Mining and Analysis. In this phase we encountered several challenges. To many of them the obvious solution would have been to apply strong event filters to reduce noise in the log and simplify the analysis, coming at the cost of reducing the expressiveness of the log. These challenges include handling exam repetitions after failing (also see [3, 14]), semesters abroad students spend trying to recognize modules as equivalent to offerings at their home university, lateral program entry by students switching programs at various points (also see [14]), and handling non-finalized cases which poses a particular challenge in conformance checking.

Evaluation. Students of TUB have access to a wide variety of (compulsory) electives in their B.Sc. studies. This results in many snow flakes, i.e., unique traces. As above, aggregation might be necessary to be able to obtain insights from this data, since the raw data might be too fragmented.

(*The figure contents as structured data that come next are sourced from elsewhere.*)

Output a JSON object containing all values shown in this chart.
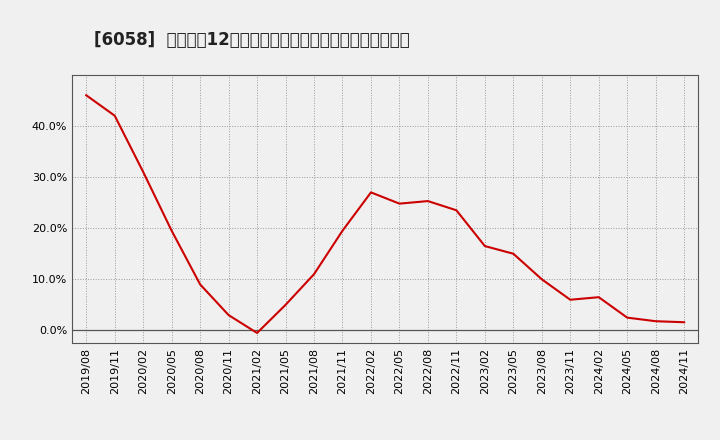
{
  "title": "[6058]  売上高の12か月移動合計の対前年同期増減率の推移",
  "x_labels": [
    "2019/08",
    "2019/11",
    "2020/02",
    "2020/05",
    "2020/08",
    "2020/11",
    "2021/02",
    "2021/05",
    "2021/08",
    "2021/11",
    "2022/02",
    "2022/05",
    "2022/08",
    "2022/11",
    "2023/02",
    "2023/05",
    "2023/08",
    "2023/11",
    "2024/02",
    "2024/05",
    "2024/08",
    "2024/11"
  ],
  "values": [
    0.46,
    0.42,
    0.31,
    0.195,
    0.09,
    0.03,
    -0.005,
    0.05,
    0.11,
    0.195,
    0.27,
    0.248,
    0.253,
    0.235,
    0.165,
    0.15,
    0.1,
    0.06,
    0.065,
    0.025,
    0.018,
    0.016
  ],
  "line_color": "#cc0000",
  "background_color": "#f0f0f0",
  "plot_bg_color": "#f0f0f0",
  "grid_color": "#999999",
  "border_color": "#555555",
  "zero_line_color": "#555555",
  "ylim_min": -0.025,
  "ylim_max": 0.5,
  "yticks": [
    0.0,
    0.1,
    0.2,
    0.3,
    0.4
  ],
  "title_fontsize": 12,
  "tick_fontsize": 8,
  "title_color": "#222222"
}
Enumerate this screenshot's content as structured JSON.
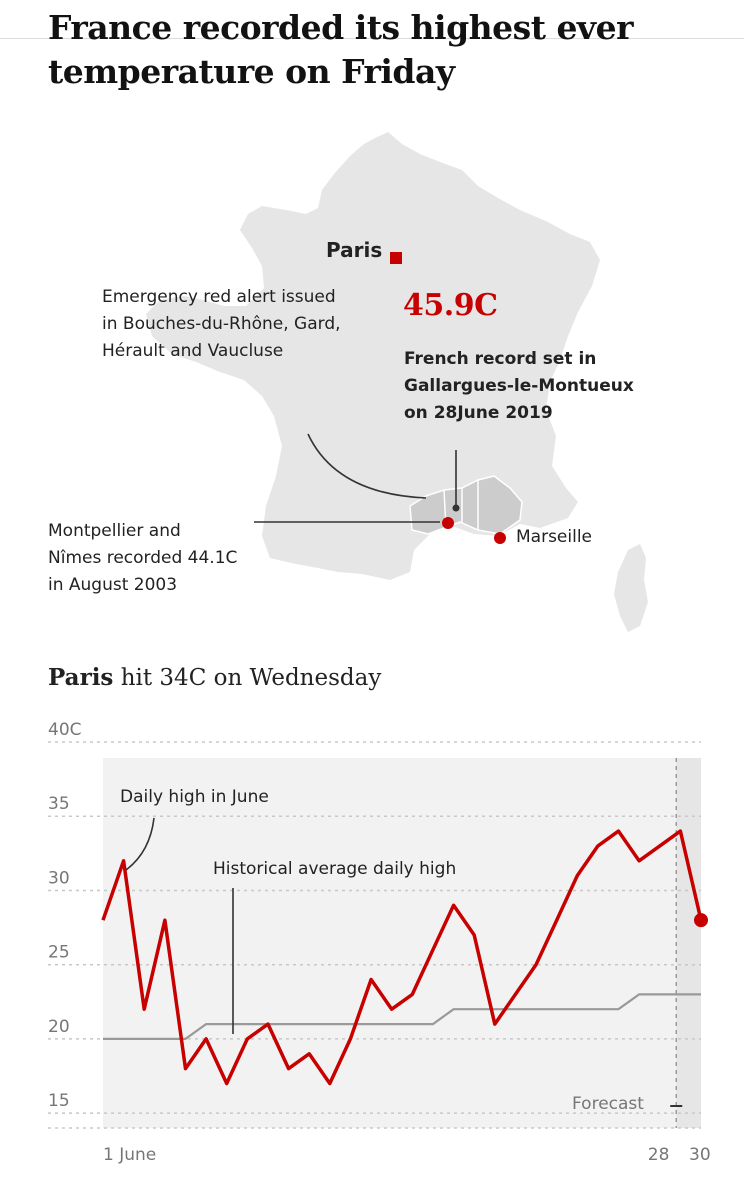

Process Improvement and Support. Communicating individual data analysis results back to students may cause unease, or be stressful to students. Additionally, purely data-based results do not include alternative cause of action yet. Opt-in options or coupling the communication with consultation offers should be considered. Lastly, the results of the case study analysis may nudge students to follow very specific succession of courses, which is opposing the Humboldtian idealFootnote 7 of freedom of study for students – one of the basic principles of the German university system. Hence, there is an area of conflict between educational ideals and efficiency goals of EPM projects that need to be debated.

6 Conclusion

In this paper, we study how to apply process mining to curriculum-based study data. Our case encompasses a major Bachelor program at TU Berlin, a leading university in Germany. Section 4 describes our approach using the PM\(^2\) methodology. We were able to answer concrete questions about student behavior and adherence to the study plan; as such, with regards to our research question we observe an indication that indeed curriculum-based EPM can provide insights of some value – e.g., checking if contents of succeeding lectures are coordinated in a way that lets students advance, or potential to translate student trajectories into curriculum recommendations which we expect to reduce study time and eventually (personal and social) costs. In Sect. 5 we reflected on specific challenges encountered during our study. If similar challenges appear in coming curricular EPM case studies, we suspect future domain-specific alterations of PM\(^2\) might be justified considering its objective to “overcome common challenges” [7]. Given the research method, case study, we inherit typical threats to validity of such research [12, p.125], specifically threats of limited replicability and generalizability. Also, the analysis team was also responsible for data preparation, which might have introduced bias.